I have never really visited art museums in the past so it is quite mind-blowing that I have now visited two of most prominent art museums in the world; The Britain's National Gallery and the Louvre. Visiting such great art can be intimidating and overwhelming.  I cannot help but feel that I did not spend enough time admiring the actual artwork.  How do you properly visit an art museum? I feel a bit ashamed that I did not appreciate it all more while I was there.  However that only provides me with more reasons to go back to London....which of course I am all for!   

Here's s the art I saw with my own two eyes!

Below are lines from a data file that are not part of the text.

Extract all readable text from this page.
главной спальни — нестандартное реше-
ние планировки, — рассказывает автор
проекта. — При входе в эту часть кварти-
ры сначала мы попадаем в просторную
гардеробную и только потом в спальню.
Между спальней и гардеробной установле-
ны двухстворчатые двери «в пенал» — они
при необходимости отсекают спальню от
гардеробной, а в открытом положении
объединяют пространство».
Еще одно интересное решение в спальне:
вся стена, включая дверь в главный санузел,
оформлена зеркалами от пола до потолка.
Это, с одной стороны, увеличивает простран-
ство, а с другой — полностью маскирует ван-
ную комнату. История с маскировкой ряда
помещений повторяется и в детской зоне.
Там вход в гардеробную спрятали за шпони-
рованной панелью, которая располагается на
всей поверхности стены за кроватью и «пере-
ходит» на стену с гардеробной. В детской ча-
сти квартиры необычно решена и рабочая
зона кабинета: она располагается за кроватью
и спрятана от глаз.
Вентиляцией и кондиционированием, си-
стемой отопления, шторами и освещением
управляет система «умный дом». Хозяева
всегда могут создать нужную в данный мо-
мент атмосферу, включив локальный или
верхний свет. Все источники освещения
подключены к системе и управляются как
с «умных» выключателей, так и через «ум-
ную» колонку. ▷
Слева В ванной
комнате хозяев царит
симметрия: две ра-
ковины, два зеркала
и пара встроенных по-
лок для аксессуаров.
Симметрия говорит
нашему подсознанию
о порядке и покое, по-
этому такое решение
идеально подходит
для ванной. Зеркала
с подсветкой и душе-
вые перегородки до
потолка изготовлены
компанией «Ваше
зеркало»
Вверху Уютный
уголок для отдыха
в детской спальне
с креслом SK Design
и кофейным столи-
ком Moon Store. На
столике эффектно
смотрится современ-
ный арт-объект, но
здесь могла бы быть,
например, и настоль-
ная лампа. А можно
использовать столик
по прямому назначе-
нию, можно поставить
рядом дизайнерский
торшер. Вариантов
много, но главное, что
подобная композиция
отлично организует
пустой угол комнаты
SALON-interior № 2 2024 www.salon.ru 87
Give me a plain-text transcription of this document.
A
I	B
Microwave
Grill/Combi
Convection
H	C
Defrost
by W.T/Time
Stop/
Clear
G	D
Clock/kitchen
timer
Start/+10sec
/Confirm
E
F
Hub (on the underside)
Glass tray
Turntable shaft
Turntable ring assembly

This is Elizabeth I's coronation portrait. 
                                                    Queen Elizabeth I, by Unknown English artist, late 16th - early 17th century (circa 1559) - NPG  - © National Portrait Gallery, London

The portrait below is very important because it is the first full-length portrait of a monarch.  It was painted by Hans Holbien.  He was Henry's favorite painter and painted several portraits for the family during his lifetime. 
                                                              King Henry VIII; King Henry VII, by Hans Holbein the Younger, circa 1536-1537 - NPG  - © National Portrait Gallery, London

One of my personal favorites in the Tudor Gallery. For a long time it was thought to be a portrait of Lady Jane Grey but is in fact a portrait of Catherine Parr.  It is my favorite because when I saw it the bluish-green background immediately sucked me in. The detail that can be seen in the gown is insane.  So much effort and talent went in to making this gorgeous image of Catherine.  From what I have read about her she made vast efforts to bring together and reconnect the broken family of Henry VIII.  It is also said that it is because of Catherine's influence that Mary and Elizabeth were put back in to the royal line of succession. 
                                                            Catherine Parr, attributed to Master John, circa 1545 - NPG  - © National Portrait Gallery, London

This is known as the 'Ditchley Portrait'.  It is breathtaking.  It also clearly symbolizes a lot.  If you notice the background there is both a sunny and stormy sky.  She is standing on top of a map of England.  Elizabeth reigned for quite a long time.  She did witness stormy events during her reign such as several plots to overthrow her from Mary Queen of Scots, religious turmoil, and the ever famous Spanish Armada.  She brought her country to victory and ruled over England with a mothering hand. 
                                                  Queen Elizabeth I ('The Ditchley portrait'), by Marcus Gheeraerts the Younger, circa 1592 - NPG  - © National Portrait Gallery, London

Take some time to appreciate some of the art!